New colored LED lights are being installed in the two spires.

PAMPLIN MEDIA GROUP: JAIME VALDEZ - Workers installing LEDs above the pendulum at the Oregon Convention Center.

New LED lights are being installed in Portland, that will light up iconic towers with a glow of colors — and provide significantly greater energy efficiency.

Right now in the Oregon Convention Center, contractor Bull Run Electric is installing the new LED lights in a project that began construction late April.

Soon new programmable, colored LED lights will add drama to the city's nighttime skyline, enhance the convention center's visitor experience and amplify its forward-thinking brand.

"We've systematically replaced more than 75 percent of our interior lighting with more energy-efficient LED fixtures," said Matt Pizzuti, OCC interim executive director. "We're excited to continue this building-wide effort to include our tower lights, which will also offer our clients some unique customization options for their events."

The OCC's budget was $650,000 and the contract with Bull Run Electric came in under budget at $499,921.

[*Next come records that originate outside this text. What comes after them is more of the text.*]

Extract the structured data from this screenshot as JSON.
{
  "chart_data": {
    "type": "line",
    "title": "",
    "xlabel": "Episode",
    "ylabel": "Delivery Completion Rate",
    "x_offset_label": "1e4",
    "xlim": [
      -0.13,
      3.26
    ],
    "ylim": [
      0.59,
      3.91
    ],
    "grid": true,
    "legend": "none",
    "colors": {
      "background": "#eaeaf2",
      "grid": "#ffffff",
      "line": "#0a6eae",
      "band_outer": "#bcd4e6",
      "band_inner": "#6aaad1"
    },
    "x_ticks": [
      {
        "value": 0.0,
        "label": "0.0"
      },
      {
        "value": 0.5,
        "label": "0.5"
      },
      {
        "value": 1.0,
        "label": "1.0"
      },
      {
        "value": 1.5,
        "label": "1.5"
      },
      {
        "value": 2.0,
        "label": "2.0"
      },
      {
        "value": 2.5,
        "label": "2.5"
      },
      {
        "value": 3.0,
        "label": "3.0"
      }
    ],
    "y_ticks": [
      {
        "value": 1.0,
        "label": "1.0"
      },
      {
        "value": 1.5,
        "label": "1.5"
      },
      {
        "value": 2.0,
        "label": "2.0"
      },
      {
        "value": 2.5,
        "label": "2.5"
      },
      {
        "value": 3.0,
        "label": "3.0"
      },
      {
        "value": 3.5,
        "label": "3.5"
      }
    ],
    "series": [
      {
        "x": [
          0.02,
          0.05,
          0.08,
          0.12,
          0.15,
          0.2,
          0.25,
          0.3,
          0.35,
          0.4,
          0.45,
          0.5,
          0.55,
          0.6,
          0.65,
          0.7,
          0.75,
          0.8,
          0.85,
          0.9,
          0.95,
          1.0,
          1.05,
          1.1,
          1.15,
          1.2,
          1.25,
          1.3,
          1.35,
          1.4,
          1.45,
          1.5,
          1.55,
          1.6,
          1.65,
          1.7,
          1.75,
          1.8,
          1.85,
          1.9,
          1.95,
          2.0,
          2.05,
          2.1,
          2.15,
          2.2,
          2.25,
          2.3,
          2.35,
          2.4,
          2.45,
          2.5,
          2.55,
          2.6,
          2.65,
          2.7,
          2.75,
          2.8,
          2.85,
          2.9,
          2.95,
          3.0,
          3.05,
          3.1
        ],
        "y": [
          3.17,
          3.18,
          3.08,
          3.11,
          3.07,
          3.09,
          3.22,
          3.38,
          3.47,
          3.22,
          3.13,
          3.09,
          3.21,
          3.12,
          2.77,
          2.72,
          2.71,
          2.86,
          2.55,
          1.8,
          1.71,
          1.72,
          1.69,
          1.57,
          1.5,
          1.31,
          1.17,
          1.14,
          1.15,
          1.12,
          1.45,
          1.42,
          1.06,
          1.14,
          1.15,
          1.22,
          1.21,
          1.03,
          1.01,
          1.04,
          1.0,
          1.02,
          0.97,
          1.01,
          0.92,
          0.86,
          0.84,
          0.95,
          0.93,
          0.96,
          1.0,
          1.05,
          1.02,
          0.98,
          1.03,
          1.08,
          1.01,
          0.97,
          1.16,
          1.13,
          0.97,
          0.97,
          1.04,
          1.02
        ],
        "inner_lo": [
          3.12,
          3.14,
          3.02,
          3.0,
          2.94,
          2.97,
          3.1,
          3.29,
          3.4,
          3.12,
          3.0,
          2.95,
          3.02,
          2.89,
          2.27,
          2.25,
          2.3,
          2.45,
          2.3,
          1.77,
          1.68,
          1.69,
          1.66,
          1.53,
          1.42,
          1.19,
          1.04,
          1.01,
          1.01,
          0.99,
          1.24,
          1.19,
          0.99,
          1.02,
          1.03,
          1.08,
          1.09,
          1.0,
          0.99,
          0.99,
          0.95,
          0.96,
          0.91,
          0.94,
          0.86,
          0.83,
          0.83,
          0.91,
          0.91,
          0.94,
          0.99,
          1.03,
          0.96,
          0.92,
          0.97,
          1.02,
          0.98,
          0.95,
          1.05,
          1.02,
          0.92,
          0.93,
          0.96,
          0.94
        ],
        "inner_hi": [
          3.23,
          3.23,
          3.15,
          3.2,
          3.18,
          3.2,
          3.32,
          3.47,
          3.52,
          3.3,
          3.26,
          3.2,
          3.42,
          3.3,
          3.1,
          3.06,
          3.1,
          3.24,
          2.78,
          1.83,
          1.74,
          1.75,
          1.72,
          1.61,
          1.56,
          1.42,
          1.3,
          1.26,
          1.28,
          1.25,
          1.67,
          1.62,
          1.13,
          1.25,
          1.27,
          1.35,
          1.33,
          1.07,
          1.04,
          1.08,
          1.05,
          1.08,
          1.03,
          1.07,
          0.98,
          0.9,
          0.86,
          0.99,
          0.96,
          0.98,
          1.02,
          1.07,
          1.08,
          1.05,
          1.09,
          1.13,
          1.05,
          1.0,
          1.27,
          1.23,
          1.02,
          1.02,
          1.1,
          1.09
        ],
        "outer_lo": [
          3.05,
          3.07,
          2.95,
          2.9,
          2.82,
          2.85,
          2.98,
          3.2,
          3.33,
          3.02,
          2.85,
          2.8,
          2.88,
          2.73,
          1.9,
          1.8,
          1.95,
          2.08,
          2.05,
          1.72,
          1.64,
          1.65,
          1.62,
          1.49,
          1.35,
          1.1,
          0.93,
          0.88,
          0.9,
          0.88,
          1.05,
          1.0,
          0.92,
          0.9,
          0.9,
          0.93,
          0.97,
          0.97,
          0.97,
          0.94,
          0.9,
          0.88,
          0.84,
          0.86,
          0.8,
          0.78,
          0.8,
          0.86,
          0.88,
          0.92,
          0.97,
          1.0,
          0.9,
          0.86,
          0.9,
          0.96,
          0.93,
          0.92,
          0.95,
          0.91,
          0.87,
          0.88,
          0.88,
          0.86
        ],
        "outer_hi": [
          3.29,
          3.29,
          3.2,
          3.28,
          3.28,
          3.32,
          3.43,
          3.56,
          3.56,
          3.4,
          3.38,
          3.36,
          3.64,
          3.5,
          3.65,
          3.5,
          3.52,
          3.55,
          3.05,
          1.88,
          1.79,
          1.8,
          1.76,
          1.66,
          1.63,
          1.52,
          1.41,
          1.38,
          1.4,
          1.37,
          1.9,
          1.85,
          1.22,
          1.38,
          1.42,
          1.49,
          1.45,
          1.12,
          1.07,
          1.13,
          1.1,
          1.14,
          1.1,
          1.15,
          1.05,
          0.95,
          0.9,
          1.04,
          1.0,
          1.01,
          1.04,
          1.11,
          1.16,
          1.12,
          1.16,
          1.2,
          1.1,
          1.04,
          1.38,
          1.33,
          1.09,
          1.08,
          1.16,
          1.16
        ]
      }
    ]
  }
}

Bull Run Electric, employing four to six electricians per shift, is recycling existing fixtures and installing the new collection of LEDs on nonconsecutive nights surrounding the events schedule.

"Our biggest challenge was finding an LED fixture that could hold up to the heat generated in the upper levels of the towers during the summer months," said Karol Collymore, policy development program manager at Oregon Metro Visitor Venues. "We worked with Stantec Consultants to help us find products that would work in our environment."

Sustainable, with colors

The Oregon Convention Center is owned by Metro and managed by the Metro Exposition and Recreation Commission. OCC is a LEED Platinum certified facility hosting groups from around the world and bringing millions of dollars into the Portland and Oregon economy.

Collymore told the Business Tribune the contractor is removing the 76 fixtures in each tower, which are a mix of 400 and 250-watt bulbs.

PAMPLIN MEDIA GROUP: JAIME VALDEZ - The new LEDs are more energy efficient and are programmable with different colors depending on the event or commemoration.

"We're reducing that to 39 fixtures in each tower, dramatically reducing the wattage in both," Collymore said. "It goes along with the Convention Center's overall commitment to sustainability and efficient use of light and energy: the energy use of new fixtures will be cut in half over existing figures when the towers are illuminated."

During the day, the two 320-foot spire towers provide natural lighting to the center. The original tower lights were installed 26 years ago, and the updated lighting system is one of many steps the LEED Platinum certified center is taking to reduce its overall energy usage.

"The other great thing about it is they'll be able to change color like the bridges are able to change colors, depending on what's happening," Collymore said. "The folks inside at events have the first right to color changes, but usually it will be the standard white light."

She said they're working on ideas, like if someone requested pink lights for breast cancer month for example.

"We're still working out details hoping there will be an option for city-wide requests," Collymore said. "The lights will be able to be run from the inside, that's what enables us to change color and scheme."

The LED installation follows a solar panel array on the rooftop. One of the largest in the nation, 6,500 panels produce 25 percent of the OCC's electricity.

PAMPLIN MEDIA GROUP: JAIME VALDEZ - Staff from Bull Run Elelctric have begun replacing the incandescent lights, which are a mix of 400 and 250-watt bulbs, in the Oregon Convention Centers famous twin towers.

"The OCC has been looking at options to upgrade the lighting in the towers over the past three years," Collymore said. "Originally, we looked at a one-for-one replacement of existing lamps with an LED lamp to reduce wattage and gain longer lamp life (but) over the past few years LED technology has advanced, so we decided on installing color-changing LEDs that could be used for special events."

The Oregon Convention Center already replaced about 75 percent of its interior lighting with more energy-efficient fixtures, but hasn't touched the towers until now.

"We installed multiple test fixtures over the past couple of years before identifying a fixture that met all of our requirements," Collymore said. "The process was a little longer than we thought originally, but it was important to find the right fixtures for our application."

Additionally, reduced maintenance costs are anticipated as a result of the new fixtures. The tower lights will be off until the project is completed, anticipated in early June.